I lived in the basement of a bare-bulb Midtown Kansas City apartment building. My place qualified as one of those dim dwellings landlords build into the bowels of their buildings to squeeze the last dimes out their real estate. It had two rooms, a front room with a kitchenette and a small bedroom.
During the day, outside light dribbled through narrow, filmy, cobwebbed windows at the very top of the walls. A sewer pipe ran through the front room about a foot and a half below the low ceiling. Anytime I stood up or went from room to room, I had to bend at the waist to avoid banging my head. I suspended a goldfish bowl in a cheap macramé plant hanger from a bend in the pipe just to give the pipe purpose. I kept a discarded toilet as an umbrella stand, though I had no umbrellas. I just thought it funny. I lacked air-conditioning during the pounding-hot summer of 1985.
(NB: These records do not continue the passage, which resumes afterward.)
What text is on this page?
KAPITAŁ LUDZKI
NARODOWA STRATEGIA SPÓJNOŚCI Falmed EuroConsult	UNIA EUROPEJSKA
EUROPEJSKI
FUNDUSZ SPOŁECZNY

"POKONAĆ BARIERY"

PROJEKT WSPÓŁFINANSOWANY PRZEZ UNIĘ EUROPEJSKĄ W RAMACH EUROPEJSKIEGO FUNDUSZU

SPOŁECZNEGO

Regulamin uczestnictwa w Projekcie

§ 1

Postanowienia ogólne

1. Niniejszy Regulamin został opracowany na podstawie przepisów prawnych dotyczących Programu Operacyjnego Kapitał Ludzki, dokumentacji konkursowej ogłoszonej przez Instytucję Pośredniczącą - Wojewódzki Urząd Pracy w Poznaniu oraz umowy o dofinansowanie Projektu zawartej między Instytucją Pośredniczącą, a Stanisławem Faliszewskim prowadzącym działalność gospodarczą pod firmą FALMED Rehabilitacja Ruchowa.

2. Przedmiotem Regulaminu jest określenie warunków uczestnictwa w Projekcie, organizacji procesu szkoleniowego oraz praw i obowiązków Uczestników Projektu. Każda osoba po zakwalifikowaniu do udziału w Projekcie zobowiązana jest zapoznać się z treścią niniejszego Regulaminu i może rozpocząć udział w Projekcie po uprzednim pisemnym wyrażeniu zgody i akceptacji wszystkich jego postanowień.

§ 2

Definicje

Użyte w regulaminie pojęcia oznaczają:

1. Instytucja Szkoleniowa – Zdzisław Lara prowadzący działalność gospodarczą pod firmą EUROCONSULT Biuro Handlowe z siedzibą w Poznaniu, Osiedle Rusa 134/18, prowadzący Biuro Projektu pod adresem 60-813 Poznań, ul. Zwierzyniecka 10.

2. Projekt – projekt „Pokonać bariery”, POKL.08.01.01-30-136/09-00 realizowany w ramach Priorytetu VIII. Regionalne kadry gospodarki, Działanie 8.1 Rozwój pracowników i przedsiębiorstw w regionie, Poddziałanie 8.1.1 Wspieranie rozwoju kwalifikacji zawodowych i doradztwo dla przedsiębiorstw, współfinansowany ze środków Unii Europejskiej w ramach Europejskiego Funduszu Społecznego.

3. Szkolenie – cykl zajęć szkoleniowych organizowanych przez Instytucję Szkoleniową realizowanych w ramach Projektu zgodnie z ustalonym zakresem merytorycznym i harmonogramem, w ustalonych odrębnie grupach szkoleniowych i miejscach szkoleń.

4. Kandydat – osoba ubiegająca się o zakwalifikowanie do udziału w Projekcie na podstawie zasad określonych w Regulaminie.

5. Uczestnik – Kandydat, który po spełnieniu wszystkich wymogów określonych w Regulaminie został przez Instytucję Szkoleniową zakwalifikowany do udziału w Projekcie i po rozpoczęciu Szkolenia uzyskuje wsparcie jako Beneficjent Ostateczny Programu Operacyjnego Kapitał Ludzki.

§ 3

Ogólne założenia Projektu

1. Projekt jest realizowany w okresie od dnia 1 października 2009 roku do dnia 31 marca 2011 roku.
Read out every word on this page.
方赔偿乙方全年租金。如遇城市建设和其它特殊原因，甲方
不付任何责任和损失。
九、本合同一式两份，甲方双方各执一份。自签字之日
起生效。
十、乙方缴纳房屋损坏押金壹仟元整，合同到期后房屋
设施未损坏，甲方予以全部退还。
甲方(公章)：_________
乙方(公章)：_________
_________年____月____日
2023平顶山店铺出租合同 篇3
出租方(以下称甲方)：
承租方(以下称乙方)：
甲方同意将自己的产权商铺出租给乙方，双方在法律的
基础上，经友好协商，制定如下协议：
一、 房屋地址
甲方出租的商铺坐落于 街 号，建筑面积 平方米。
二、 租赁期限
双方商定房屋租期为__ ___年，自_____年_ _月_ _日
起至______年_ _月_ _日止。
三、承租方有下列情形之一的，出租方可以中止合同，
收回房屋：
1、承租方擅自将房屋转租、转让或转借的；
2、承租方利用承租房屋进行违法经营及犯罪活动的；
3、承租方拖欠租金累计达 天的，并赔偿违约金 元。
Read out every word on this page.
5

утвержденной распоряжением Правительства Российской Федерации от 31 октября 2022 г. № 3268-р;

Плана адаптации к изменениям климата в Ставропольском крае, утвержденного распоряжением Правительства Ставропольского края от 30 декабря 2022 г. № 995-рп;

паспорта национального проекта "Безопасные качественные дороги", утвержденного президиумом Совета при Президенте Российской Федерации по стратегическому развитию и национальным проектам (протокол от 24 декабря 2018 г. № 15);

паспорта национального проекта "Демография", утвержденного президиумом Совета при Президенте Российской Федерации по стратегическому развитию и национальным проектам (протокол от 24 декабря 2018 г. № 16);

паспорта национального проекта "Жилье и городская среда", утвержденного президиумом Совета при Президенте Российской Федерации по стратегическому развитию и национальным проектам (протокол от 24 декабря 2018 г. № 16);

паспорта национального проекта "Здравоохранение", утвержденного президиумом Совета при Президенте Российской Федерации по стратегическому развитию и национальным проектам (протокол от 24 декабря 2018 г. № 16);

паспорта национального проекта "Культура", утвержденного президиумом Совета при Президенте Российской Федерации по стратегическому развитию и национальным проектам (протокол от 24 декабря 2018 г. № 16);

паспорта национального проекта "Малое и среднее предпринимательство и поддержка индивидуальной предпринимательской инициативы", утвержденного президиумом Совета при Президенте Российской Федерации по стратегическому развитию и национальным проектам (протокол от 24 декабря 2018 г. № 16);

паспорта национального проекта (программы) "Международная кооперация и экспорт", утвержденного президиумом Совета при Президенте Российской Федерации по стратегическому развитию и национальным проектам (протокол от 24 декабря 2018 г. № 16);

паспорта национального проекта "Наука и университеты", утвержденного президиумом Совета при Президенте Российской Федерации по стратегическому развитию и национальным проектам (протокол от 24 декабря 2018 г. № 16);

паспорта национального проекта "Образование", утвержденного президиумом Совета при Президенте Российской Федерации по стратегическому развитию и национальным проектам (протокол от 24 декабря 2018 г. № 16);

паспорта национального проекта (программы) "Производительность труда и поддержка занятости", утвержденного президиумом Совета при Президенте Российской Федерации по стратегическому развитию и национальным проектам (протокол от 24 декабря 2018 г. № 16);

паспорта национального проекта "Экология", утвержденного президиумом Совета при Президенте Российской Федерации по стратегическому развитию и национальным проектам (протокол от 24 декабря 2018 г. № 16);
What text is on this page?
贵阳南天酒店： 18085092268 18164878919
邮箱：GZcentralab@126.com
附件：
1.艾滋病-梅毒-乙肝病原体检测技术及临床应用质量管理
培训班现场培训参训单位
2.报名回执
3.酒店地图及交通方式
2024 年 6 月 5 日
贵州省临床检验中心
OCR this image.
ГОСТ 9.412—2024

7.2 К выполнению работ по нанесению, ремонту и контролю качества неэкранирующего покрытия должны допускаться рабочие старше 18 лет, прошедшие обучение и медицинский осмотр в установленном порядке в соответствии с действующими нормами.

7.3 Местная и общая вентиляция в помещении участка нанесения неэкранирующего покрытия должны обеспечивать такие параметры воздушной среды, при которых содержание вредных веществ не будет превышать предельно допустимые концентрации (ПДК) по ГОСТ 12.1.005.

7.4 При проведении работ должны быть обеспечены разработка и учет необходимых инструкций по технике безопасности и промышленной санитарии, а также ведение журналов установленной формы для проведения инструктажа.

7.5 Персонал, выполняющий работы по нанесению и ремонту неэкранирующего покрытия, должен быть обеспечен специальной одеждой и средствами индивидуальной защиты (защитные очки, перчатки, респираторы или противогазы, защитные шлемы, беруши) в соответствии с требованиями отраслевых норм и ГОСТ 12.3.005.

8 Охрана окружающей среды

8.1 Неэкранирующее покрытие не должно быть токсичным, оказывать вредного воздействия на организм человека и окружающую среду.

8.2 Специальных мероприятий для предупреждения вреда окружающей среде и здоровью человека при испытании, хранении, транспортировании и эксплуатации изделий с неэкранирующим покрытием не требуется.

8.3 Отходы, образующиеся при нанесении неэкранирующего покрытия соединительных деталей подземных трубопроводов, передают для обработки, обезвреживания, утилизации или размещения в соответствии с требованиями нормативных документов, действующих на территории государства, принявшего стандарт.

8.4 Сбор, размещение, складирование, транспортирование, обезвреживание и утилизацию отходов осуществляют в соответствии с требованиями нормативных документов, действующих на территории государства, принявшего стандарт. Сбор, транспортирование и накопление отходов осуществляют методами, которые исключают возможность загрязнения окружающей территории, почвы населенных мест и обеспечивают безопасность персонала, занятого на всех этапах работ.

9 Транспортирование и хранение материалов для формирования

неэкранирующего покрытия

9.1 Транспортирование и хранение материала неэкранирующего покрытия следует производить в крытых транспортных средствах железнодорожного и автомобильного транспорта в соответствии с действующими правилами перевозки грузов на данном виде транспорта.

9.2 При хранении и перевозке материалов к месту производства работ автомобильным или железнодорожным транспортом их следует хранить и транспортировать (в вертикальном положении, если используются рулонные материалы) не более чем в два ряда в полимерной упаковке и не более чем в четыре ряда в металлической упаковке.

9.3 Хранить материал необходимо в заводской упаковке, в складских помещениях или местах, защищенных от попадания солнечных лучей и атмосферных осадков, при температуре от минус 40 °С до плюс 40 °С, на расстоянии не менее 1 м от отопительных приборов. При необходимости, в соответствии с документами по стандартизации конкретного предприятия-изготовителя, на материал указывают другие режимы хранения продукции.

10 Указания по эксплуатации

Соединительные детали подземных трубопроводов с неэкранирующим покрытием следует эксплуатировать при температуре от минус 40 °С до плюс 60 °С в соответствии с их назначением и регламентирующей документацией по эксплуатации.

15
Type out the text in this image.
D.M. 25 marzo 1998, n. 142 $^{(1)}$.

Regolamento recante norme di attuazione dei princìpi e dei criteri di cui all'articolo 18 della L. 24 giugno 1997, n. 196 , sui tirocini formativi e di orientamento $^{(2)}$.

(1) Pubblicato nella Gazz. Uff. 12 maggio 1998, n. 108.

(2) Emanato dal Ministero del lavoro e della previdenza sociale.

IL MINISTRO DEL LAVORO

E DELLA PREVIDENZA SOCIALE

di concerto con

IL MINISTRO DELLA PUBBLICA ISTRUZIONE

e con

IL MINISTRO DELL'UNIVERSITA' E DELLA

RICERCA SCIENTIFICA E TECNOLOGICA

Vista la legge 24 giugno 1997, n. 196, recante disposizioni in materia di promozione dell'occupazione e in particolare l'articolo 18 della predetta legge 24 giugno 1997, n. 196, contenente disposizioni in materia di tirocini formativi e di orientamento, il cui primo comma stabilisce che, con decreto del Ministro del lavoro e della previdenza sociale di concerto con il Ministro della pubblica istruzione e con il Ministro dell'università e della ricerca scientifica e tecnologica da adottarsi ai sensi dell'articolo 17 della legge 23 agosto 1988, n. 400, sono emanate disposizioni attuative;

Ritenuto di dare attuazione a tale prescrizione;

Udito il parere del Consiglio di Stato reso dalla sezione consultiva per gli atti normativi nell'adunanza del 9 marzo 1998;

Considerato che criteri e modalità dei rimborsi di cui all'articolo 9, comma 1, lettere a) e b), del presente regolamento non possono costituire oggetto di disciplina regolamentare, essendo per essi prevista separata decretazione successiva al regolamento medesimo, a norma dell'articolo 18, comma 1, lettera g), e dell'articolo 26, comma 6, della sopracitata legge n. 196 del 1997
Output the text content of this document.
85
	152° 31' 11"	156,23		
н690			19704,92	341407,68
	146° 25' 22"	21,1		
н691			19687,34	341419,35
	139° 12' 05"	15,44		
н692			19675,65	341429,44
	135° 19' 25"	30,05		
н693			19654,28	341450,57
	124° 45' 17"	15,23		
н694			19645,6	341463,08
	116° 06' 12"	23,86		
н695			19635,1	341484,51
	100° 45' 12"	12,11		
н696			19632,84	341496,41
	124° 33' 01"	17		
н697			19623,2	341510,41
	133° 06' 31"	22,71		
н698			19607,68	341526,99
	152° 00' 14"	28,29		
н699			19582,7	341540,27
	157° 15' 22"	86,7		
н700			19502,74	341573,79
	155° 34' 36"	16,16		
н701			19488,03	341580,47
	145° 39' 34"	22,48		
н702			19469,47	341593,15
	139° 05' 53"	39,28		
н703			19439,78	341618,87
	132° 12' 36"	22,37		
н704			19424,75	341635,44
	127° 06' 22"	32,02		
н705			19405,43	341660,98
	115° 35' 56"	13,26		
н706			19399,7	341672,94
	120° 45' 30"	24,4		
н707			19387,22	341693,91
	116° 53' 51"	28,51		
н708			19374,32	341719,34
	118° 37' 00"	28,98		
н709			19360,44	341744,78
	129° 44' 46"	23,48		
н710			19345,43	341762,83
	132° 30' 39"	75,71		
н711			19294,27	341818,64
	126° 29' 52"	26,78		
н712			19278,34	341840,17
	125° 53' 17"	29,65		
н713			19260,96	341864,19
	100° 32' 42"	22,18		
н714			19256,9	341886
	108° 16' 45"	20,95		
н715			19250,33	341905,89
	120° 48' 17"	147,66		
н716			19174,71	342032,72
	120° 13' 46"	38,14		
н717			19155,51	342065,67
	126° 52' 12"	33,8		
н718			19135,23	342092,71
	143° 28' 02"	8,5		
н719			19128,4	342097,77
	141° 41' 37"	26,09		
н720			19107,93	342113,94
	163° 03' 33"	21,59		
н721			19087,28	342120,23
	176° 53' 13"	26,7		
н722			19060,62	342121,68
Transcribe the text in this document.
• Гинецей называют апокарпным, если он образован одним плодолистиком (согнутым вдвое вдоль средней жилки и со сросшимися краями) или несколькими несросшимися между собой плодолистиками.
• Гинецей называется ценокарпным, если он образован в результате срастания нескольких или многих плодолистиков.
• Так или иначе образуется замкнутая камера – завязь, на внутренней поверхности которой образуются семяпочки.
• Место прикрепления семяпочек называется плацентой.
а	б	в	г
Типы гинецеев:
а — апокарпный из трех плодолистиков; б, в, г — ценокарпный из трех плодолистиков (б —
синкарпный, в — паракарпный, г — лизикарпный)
Larry’s voice mercifully intruded on that solitary night. “Why don’t you come to Germany and travel for a while?” he asked. “You talk about getting a job in a vineyard. Why not come where the vineyards are?” In my depressive state, I felt little to begin with and even less after getting good and drunk. Only fear of unemployment and being on the street kept me going to work every day. Something clicked in my head during that phone call and said “jump.”
As Larry talked, I kept thinking, why not go to Germany? He caught me at the right moment. My life empty and lonely, I drank harder as time unfolded. The grind had grown too burdensome, the job increasingly dreary and loaded with drudgery. I fulfilled the duties of a warehouseman and junior wine and liquor salesman but couldn’t see a future in them. I’d never developed a notion of a career. I only knew manual and menial labor. I had no idea what working in a place like Germany meant.
I needed a new excuse for dodging responsibility and leaving the life I had. I came to in the morning and stumbled about until time to go to work. Days in the warehouse dragged on. Intense physical labor associated with the job absorbed the heights of mania and depths of depression. Summer descended on the vast open space beneath the warehouse roof with a vengeance. I packed box upon box with pints and half pints. I carted and heaved cases of wine and hard liquor. I loaded trucks and unloaded shipping containers. I came home every night dehydrated and on the edge of heat prostration.
The sewage treatment plant next door to the warehouse only made things worse. Stench filled the superheated building every day soon after we opened the loading dock doors in the morning. I smelled of sweat, stale booze, and the excrement of an entire city. No amount of laundering removed the smell of sewage from my clothes. My nose had become so used to the pong that I smelled it all the time no matter how far from the treatment plant. Flowers smelled like sewage, as did my food, wine, and beer. I gave up on flowers and mostly on food.
Looking back on all of this, I realize I had nothing to stay for. Besides the dead-end job, certain triggers set off mania and depression, but most of my episodes arose for no obvious reason. Sometimes I would cycle quickly from mania to depression and back up again. Then, I would often go months without experiencing either mania or depression. Regardless of my condition, I couldn’t imagine a future for myself.
In the end, alcohol and manic depression ruled my life. And that’s why, when Larry said working in Germany would change life’s trajectory, I took to the idea. When he declared I should be in Germany rather than in what he called a backward Midwestern city, I believed him. He made the notion of selling my meager possessions and packing a backpack seem like the best idea I ever had. I pictured myself laboring in picturesque vineyards, learning the winemaking trade. I imagined myself in candle-lit cellars, standing next to ancient barrels and tasting wines with rotund Kellermeisters. I would learn to be a real expert, one who knows from experience and not from books or from mimicking others.
By the end of the conversation, I’d decided. My trip to become a winemaker wouldn’t resemble a youthful European frolic, the likes of which I’d read about in books or heard about from my acquaintances. I’d find a job in a Mosel or Rheingau winery. There I’d start my grandiose journey to a career as a respected maker of fine wines.
Getting busy soothed depression. I quit my job and sold my meager possessions in a Saturday sale on my street corner. With the day done, I threw away what remained in the dumpster behind the building. I bought a one-way ticket to Luxemburg on Iceland Air. I planned to take a train from Luxemburg City with Larry to Trier and then to the village of Wawern, where we would stay with his friends. I had $400 in cash, most donated from my grandmother. I used my last check, the proceeds from my sale, and what I’d saved to buy another $400 in travelers’ checks. I folded them into the back of my large wallet behind my passport, just in case the Germany experiment failed and I needed a way back to Kansas City.
Three weeks after my friend suggested I go to Germany, I boarded a plane with a backpack and a sleeping bag.
I’d put no thought into what getting a job in a foreign land would take. I gave not one moment of contemplation to the complications of securing work visas or paying tax authorities. Germany would solve my problems, plain and simple. It would save me without any effort on my part.
Little did I realize at the time that Germany really would redeem me but not in the way I thought.